Dans les prochaines décennies, d’autres guerres israélo-arabes suivent, dont notamment la troisième guerre, ou « Guerre de Six Jours » du 5 au 10 juin 1967, au cours de laquelle Israël occupe le Golan, Jérusalem-Est, la Cisjordanie, Gaza et le Sinaï. Alors qu’Israël retourne le Sinaï à l’Égypte en 1982 (suite au contrat de paix entre les deux pays), et se retire du Gaza en 2005, le pays continue d’occuper les autres territoires énumérés à ce jour. 

Alors qu’Israël continue de connaitre nombreuses condamnations par les Nations Unis en relation à son occupation militaire et respect insuffisant des droits de l’homme des palestinien.ne.s, un statut spécial revient à la résolution 242 du Conseil de sécurité des Nations Unies. Votée le 22 novembre 1967 (et réaffirmée de force par la résolution 338 du 22 octobre 1973), cette résolution réclame une fin de l’occupation des territoires palestiniens, définie sur base des frontières d’avant la guerre de six jours, ainsi qu’une reconnaissance mutuelle de deux états indépendants et un règlement juste concernant le retour des réfugié.e.s palestinien.ne.s. Cette résolution sera à la base des négociations de paix avec l’Égypte (1979) et la Jordanie (1994), ainsi que des Accords d’Oslo I (1993), Oslo II (1995) ­­­– qui donneront une certaine autonomie aux territoires occupés–avec la PLO de Yassir Arafat, et la Roadmap for Peace publiée en 2002. Elle définira la fameuse « ligne verte », tracé en encre verte pour démarquer sur des cartes la ligne d’armistice de 1949, plus connue comme « frontière de 1967 », qui servira de base pour toutes les propositions revendiquant la création de deux états jusqu’au Deal of the Century de Donald Trump.

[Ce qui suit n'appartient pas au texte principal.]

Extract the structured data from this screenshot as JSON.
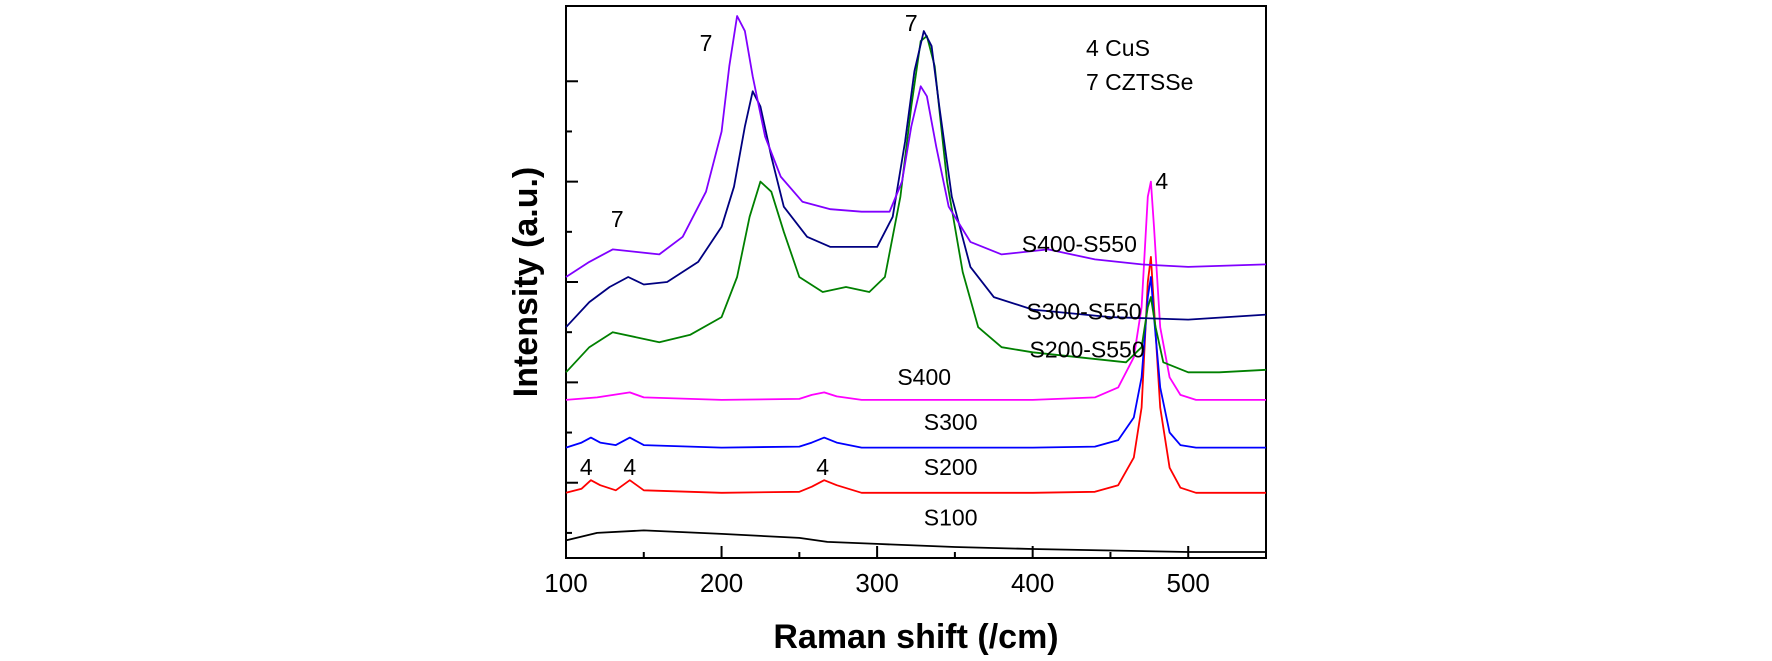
{
  "chart_data": {
    "type": "line",
    "xlabel": "Raman shift (/cm)",
    "ylabel": "Intensity (a.u.)",
    "xlim": [
      100,
      550
    ],
    "ylim": [
      0,
      11
    ],
    "x_ticks": [
      100,
      200,
      300,
      400,
      500
    ],
    "y_tick_values": [
      1.5,
      3.5,
      5.5,
      7.5,
      9.5
    ],
    "legend_entries": [
      "4 CuS",
      "7 CZTSSe"
    ],
    "series": [
      {
        "name": "S100",
        "color": "#000000",
        "label_at": [
          330,
          0.65
        ],
        "points": [
          [
            100,
            0.35
          ],
          [
            120,
            0.5
          ],
          [
            150,
            0.55
          ],
          [
            200,
            0.48
          ],
          [
            250,
            0.4
          ],
          [
            268,
            0.32
          ],
          [
            300,
            0.28
          ],
          [
            350,
            0.22
          ],
          [
            400,
            0.18
          ],
          [
            450,
            0.15
          ],
          [
            500,
            0.12
          ],
          [
            550,
            0.12
          ]
        ]
      },
      {
        "name": "S200",
        "color": "#ff0000",
        "label_at": [
          330,
          1.65
        ],
        "points": [
          [
            100,
            1.3
          ],
          [
            110,
            1.38
          ],
          [
            116,
            1.55
          ],
          [
            122,
            1.45
          ],
          [
            132,
            1.35
          ],
          [
            141,
            1.55
          ],
          [
            150,
            1.35
          ],
          [
            200,
            1.3
          ],
          [
            250,
            1.32
          ],
          [
            258,
            1.42
          ],
          [
            266,
            1.55
          ],
          [
            274,
            1.45
          ],
          [
            290,
            1.3
          ],
          [
            350,
            1.3
          ],
          [
            400,
            1.3
          ],
          [
            440,
            1.32
          ],
          [
            455,
            1.45
          ],
          [
            465,
            2.0
          ],
          [
            470,
            3.0
          ],
          [
            474,
            5.5
          ],
          [
            476,
            6.0
          ],
          [
            478,
            5.0
          ],
          [
            482,
            3.0
          ],
          [
            488,
            1.8
          ],
          [
            495,
            1.4
          ],
          [
            505,
            1.3
          ],
          [
            550,
            1.3
          ]
        ]
      },
      {
        "name": "S300",
        "color": "#0000ff",
        "label_at": [
          330,
          2.55
        ],
        "points": [
          [
            100,
            2.2
          ],
          [
            110,
            2.3
          ],
          [
            116,
            2.4
          ],
          [
            122,
            2.3
          ],
          [
            132,
            2.25
          ],
          [
            141,
            2.4
          ],
          [
            150,
            2.25
          ],
          [
            200,
            2.2
          ],
          [
            250,
            2.22
          ],
          [
            258,
            2.3
          ],
          [
            266,
            2.4
          ],
          [
            274,
            2.3
          ],
          [
            290,
            2.2
          ],
          [
            350,
            2.2
          ],
          [
            400,
            2.2
          ],
          [
            440,
            2.22
          ],
          [
            455,
            2.35
          ],
          [
            465,
            2.8
          ],
          [
            470,
            3.6
          ],
          [
            474,
            5.2
          ],
          [
            476,
            5.6
          ],
          [
            478,
            4.8
          ],
          [
            482,
            3.4
          ],
          [
            488,
            2.5
          ],
          [
            495,
            2.25
          ],
          [
            505,
            2.2
          ],
          [
            550,
            2.2
          ]
        ]
      },
      {
        "name": "S400",
        "color": "#ff00ff",
        "label_at": [
          313,
          3.45
        ],
        "points": [
          [
            100,
            3.15
          ],
          [
            120,
            3.2
          ],
          [
            141,
            3.3
          ],
          [
            150,
            3.2
          ],
          [
            200,
            3.15
          ],
          [
            250,
            3.17
          ],
          [
            258,
            3.25
          ],
          [
            266,
            3.3
          ],
          [
            274,
            3.22
          ],
          [
            290,
            3.15
          ],
          [
            350,
            3.15
          ],
          [
            400,
            3.15
          ],
          [
            440,
            3.2
          ],
          [
            455,
            3.4
          ],
          [
            465,
            4.0
          ],
          [
            470,
            5.0
          ],
          [
            474,
            7.2
          ],
          [
            476,
            7.5
          ],
          [
            478,
            6.6
          ],
          [
            482,
            4.6
          ],
          [
            488,
            3.6
          ],
          [
            495,
            3.25
          ],
          [
            505,
            3.15
          ],
          [
            550,
            3.15
          ]
        ]
      },
      {
        "name": "S200-S550",
        "color": "#008000",
        "label_at": [
          398,
          4.0
        ],
        "points": [
          [
            100,
            3.7
          ],
          [
            115,
            4.2
          ],
          [
            130,
            4.5
          ],
          [
            145,
            4.4
          ],
          [
            160,
            4.3
          ],
          [
            180,
            4.45
          ],
          [
            200,
            4.8
          ],
          [
            210,
            5.6
          ],
          [
            218,
            6.8
          ],
          [
            225,
            7.5
          ],
          [
            232,
            7.3
          ],
          [
            240,
            6.5
          ],
          [
            250,
            5.6
          ],
          [
            265,
            5.3
          ],
          [
            280,
            5.4
          ],
          [
            295,
            5.3
          ],
          [
            305,
            5.6
          ],
          [
            315,
            7.2
          ],
          [
            322,
            9.0
          ],
          [
            328,
            10.3
          ],
          [
            332,
            10.4
          ],
          [
            337,
            9.8
          ],
          [
            345,
            7.5
          ],
          [
            355,
            5.7
          ],
          [
            365,
            4.6
          ],
          [
            380,
            4.2
          ],
          [
            400,
            4.1
          ],
          [
            430,
            4.0
          ],
          [
            460,
            3.9
          ],
          [
            470,
            4.2
          ],
          [
            474,
            5.0
          ],
          [
            476,
            5.2
          ],
          [
            479,
            4.6
          ],
          [
            484,
            3.9
          ],
          [
            500,
            3.7
          ],
          [
            520,
            3.7
          ],
          [
            550,
            3.75
          ]
        ]
      },
      {
        "name": "S300-S550",
        "color": "#000080",
        "label_at": [
          396,
          4.75
        ],
        "points": [
          [
            100,
            4.6
          ],
          [
            115,
            5.1
          ],
          [
            128,
            5.4
          ],
          [
            140,
            5.6
          ],
          [
            150,
            5.45
          ],
          [
            165,
            5.5
          ],
          [
            185,
            5.9
          ],
          [
            200,
            6.6
          ],
          [
            208,
            7.4
          ],
          [
            215,
            8.6
          ],
          [
            220,
            9.3
          ],
          [
            225,
            9.0
          ],
          [
            232,
            8.0
          ],
          [
            240,
            7.0
          ],
          [
            255,
            6.4
          ],
          [
            270,
            6.2
          ],
          [
            285,
            6.2
          ],
          [
            300,
            6.2
          ],
          [
            310,
            6.8
          ],
          [
            318,
            8.3
          ],
          [
            324,
            9.7
          ],
          [
            330,
            10.5
          ],
          [
            335,
            10.2
          ],
          [
            340,
            9.0
          ],
          [
            348,
            7.2
          ],
          [
            360,
            5.8
          ],
          [
            375,
            5.2
          ],
          [
            400,
            4.95
          ],
          [
            450,
            4.8
          ],
          [
            500,
            4.75
          ],
          [
            550,
            4.85
          ]
        ]
      },
      {
        "name": "S400-S550",
        "color": "#8000ff",
        "label_at": [
          393,
          6.1
        ],
        "points": [
          [
            100,
            5.6
          ],
          [
            115,
            5.9
          ],
          [
            130,
            6.15
          ],
          [
            145,
            6.1
          ],
          [
            160,
            6.05
          ],
          [
            175,
            6.4
          ],
          [
            190,
            7.3
          ],
          [
            200,
            8.5
          ],
          [
            205,
            9.8
          ],
          [
            210,
            10.8
          ],
          [
            215,
            10.5
          ],
          [
            220,
            9.6
          ],
          [
            228,
            8.4
          ],
          [
            238,
            7.6
          ],
          [
            252,
            7.1
          ],
          [
            270,
            6.95
          ],
          [
            290,
            6.9
          ],
          [
            308,
            6.9
          ],
          [
            316,
            7.5
          ],
          [
            322,
            8.6
          ],
          [
            328,
            9.4
          ],
          [
            332,
            9.2
          ],
          [
            338,
            8.2
          ],
          [
            346,
            7.0
          ],
          [
            360,
            6.3
          ],
          [
            380,
            6.05
          ],
          [
            410,
            6.15
          ],
          [
            440,
            5.95
          ],
          [
            470,
            5.85
          ],
          [
            500,
            5.8
          ],
          [
            550,
            5.85
          ]
        ]
      }
    ],
    "annotations": [
      {
        "text": "7",
        "x": 133,
        "y": 6.6
      },
      {
        "text": "7",
        "x": 190,
        "y": 10.1
      },
      {
        "text": "7",
        "x": 322,
        "y": 10.5
      },
      {
        "text": "4",
        "x": 483,
        "y": 7.35
      },
      {
        "text": "4",
        "x": 113,
        "y": 1.65
      },
      {
        "text": "4",
        "x": 141,
        "y": 1.65
      },
      {
        "text": "4",
        "x": 265,
        "y": 1.65
      }
    ]
  }
}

Entre les accords avec l’Égypte et la Jordanie, et les accords dites d’Abraham qui normaliseront les relations entre Israël et les Émirats Arabes Unis en 2020 (et d’autres pays par suite), ce sont des acteurs du niveau sub-étatique qui deviennent et resteront les opposants principaux à la politique d’occupation d’Israël. Dans ce contexte non-étatique, dont le PLO de Yassir Arafat déjà évoqué est longtemps l’acteur principal, une opposition populaire se développe qui culminera notamment dans les intifadas (soulèvements) de 1987 à 1993 et de 2000 à 2004 (qui aboutira entre autres dans la construction d’une barrière de séparation à partir de 2002). 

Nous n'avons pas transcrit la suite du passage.